• Finance businesses carry out fire evacuations more often than online security tests
• Yet, businesses are 125 times more likely to suffer cyber attack than damage by fire
• Perception of risk lags behind reality as businesses in the financial sector think it won't happen to them
Finance businesses carry out routine fire drills three times as often as all-staff cyber drills, according to new research from accelerated training provider, Firebrand Training. This is despite the number of businesses suffering from cyber breaches being 125 times greater than the number of businesses reporting fires on their premises.
The Firebrand report also revealed that almost half (42%) of finance businesses think that cybercrime is not a threat to businesses in their sector. Yet, Government research shows over two fifths (46%) of all businesses have identified a cyber security breach or attack in the last year.
Robert Chapman, co-founder of Firebrand said:
"In some ways we were surprised by the proactivity of financial businesses in terms of prevention, but we were also surprised that 20 per cent of businesses only complete cyber drills once a year. Cyber crime is constantly evolving. If you're testing your systems once a year, and patching up breaches with new safeguards, but then leaving this for another 12 months you're incredibly vulnerable, as we've seen with the NHS attacks. It's like expecting cling-film to be an effective material for dam building."

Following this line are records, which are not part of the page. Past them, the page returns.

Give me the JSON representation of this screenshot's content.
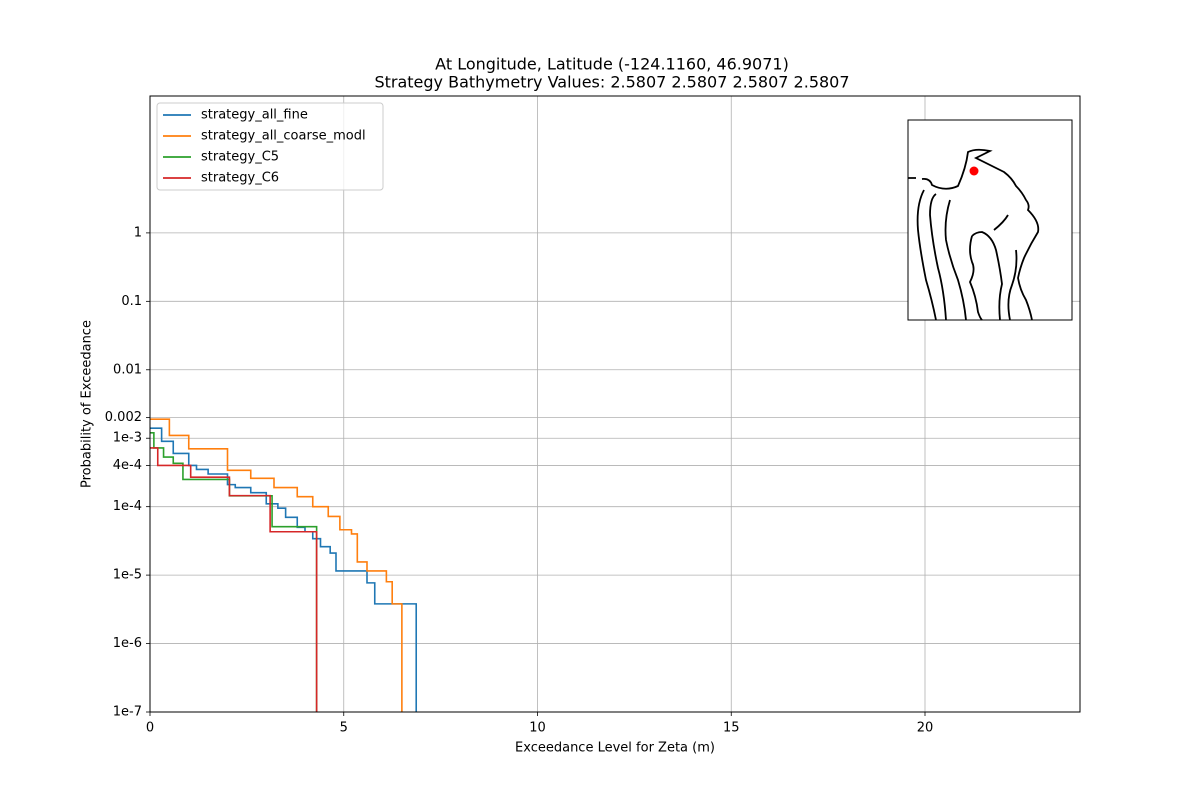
{
  "chart_data": {
    "type": "line",
    "drawstyle": "steps-post",
    "title": "At Longitude, Latitude (-124.1160,  46.9071)",
    "subtitle": "Strategy Bathymetry Values:    2.5807    2.5807    2.5807    2.5807",
    "xlabel": "Exceedance Level for Zeta (m)",
    "ylabel": "Probability of Exceedance",
    "xlim": [
      0,
      24
    ],
    "xticks": [
      0,
      5,
      10,
      15,
      20
    ],
    "ylim": [
      1e-07,
      100
    ],
    "yscale": "log",
    "yticks": [
      1e-07,
      {
        "value": 1e-06,
        "label": "1e-6"
      },
      {
        "value": 1e-05,
        "label": "1e-5"
      },
      {
        "value": 0.0001,
        "label": "1e-4"
      },
      {
        "value": 0.0004,
        "label": "4e-4"
      },
      {
        "value": 0.001,
        "label": "1e-3"
      },
      0.002,
      0.01,
      0.1,
      1
    ],
    "grid": true,
    "legend": "upper left",
    "series": [
      {
        "name": "strategy_all_fine",
        "color": "#1f77b4",
        "x": [
          0,
          0.3,
          0.6,
          1.0,
          1.2,
          1.5,
          2.0,
          2.2,
          2.6,
          3.0,
          3.3,
          3.5,
          3.8,
          4.0,
          4.2,
          4.4,
          4.65,
          4.8,
          5.6,
          5.8,
          6.87
        ],
        "values": [
          0.0014,
          0.0009,
          0.0006,
          0.0004,
          0.00035,
          0.0003,
          0.00021,
          0.00019,
          0.00016,
          0.00011,
          9.5e-05,
          7e-05,
          5e-05,
          4.3e-05,
          3.4e-05,
          2.6e-05,
          2.1e-05,
          1.15e-05,
          7.7e-06,
          3.8e-06,
          1e-07
        ]
      },
      {
        "name": "strategy_all_coarse_modl",
        "color": "#ff7f0e",
        "x": [
          0,
          0.5,
          1.0,
          2.0,
          2.6,
          3.2,
          3.8,
          4.2,
          4.6,
          4.9,
          5.2,
          5.35,
          5.6,
          6.1,
          6.25,
          6.5
        ],
        "values": [
          0.0019,
          0.0011,
          0.0007,
          0.00034,
          0.00026,
          0.00019,
          0.00014,
          0.0001,
          7.2e-05,
          4.6e-05,
          4e-05,
          1.56e-05,
          1.15e-05,
          8e-06,
          3.8e-06,
          1e-07
        ]
      },
      {
        "name": "strategy_C5",
        "color": "#2ca02c",
        "x": [
          0,
          0.1,
          0.35,
          0.6,
          0.85,
          2.05,
          3.15,
          4.3
        ],
        "values": [
          0.0012,
          0.00072,
          0.00053,
          0.00043,
          0.00025,
          0.000144,
          5.1e-05,
          1e-07
        ]
      },
      {
        "name": "strategy_C6",
        "color": "#d62728",
        "x": [
          0,
          0.2,
          1.05,
          2.05,
          3.1,
          4.3
        ],
        "values": [
          0.00072,
          0.0004,
          0.00027,
          0.000145,
          4.3e-05,
          1e-07
        ]
      }
    ]
  }
}
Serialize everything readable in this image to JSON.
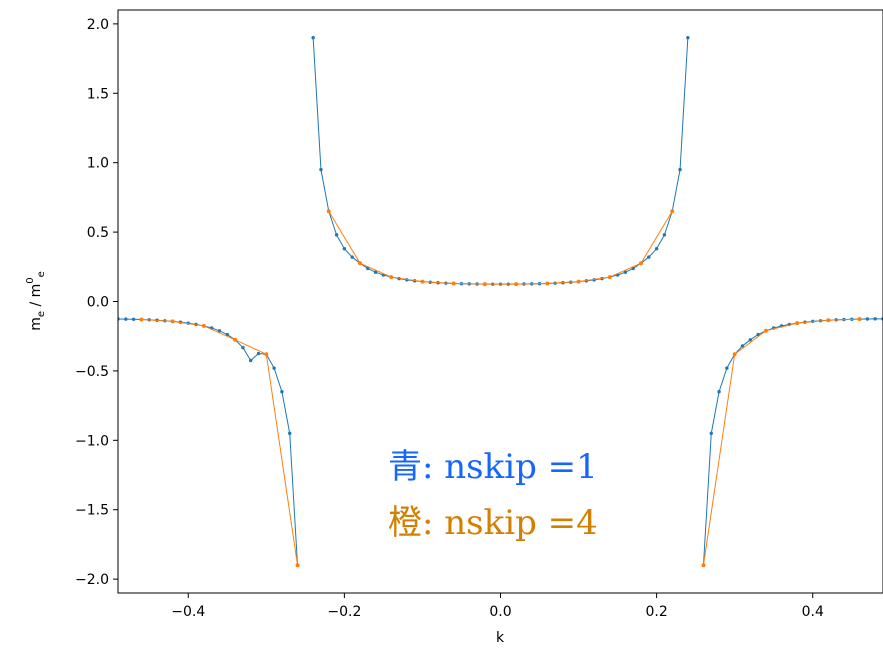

The new research is released following the global ransomware attacks that hit the NHS as well as organisations around the world. More than 500 business-training decision makers and HR professionals were interviewed for the Firebrand report.
Financial businesses place cyber training first on a list of training requirements they intend to invest in during the next 12 months. The investment is crucial as the vast majority of finance businesses (75%) said they had just one named individual who had responsibility for cyber security and more than a third (40%) said they had no idea where to start to keep their business safe from cyber threats.
Finance companies also lagged behind awareness of the Apprenticeship Levy – with a third of finance businesses (36%) not knowing what this is. Yet, the Levy can be used to fund specialist cyber training for new or existing staff.
Robert Chapman continued: "The model of having one IT person looking after cyber security in a data economy is outdated. Everyone has a responsibility to be cyber-confident. The figures we've been presented with, where only 40% believe their colleagues are competent and responsibly changing passwords on a regular basis are quite frightening, in particular as we approach legislation which will enforce fines on businesses who suffer data breaches.
"Your colleagues are your first defence (and biggest risk) as a business, and keeping them trained on these issues could make all the difference to your security and your bottom line."
The General Data Protection Regulation was approved by the EU Parliament on 14 April 2016 and will be enforced by 25 May 2018 at which time organisations could face heavy fines if their data is breached.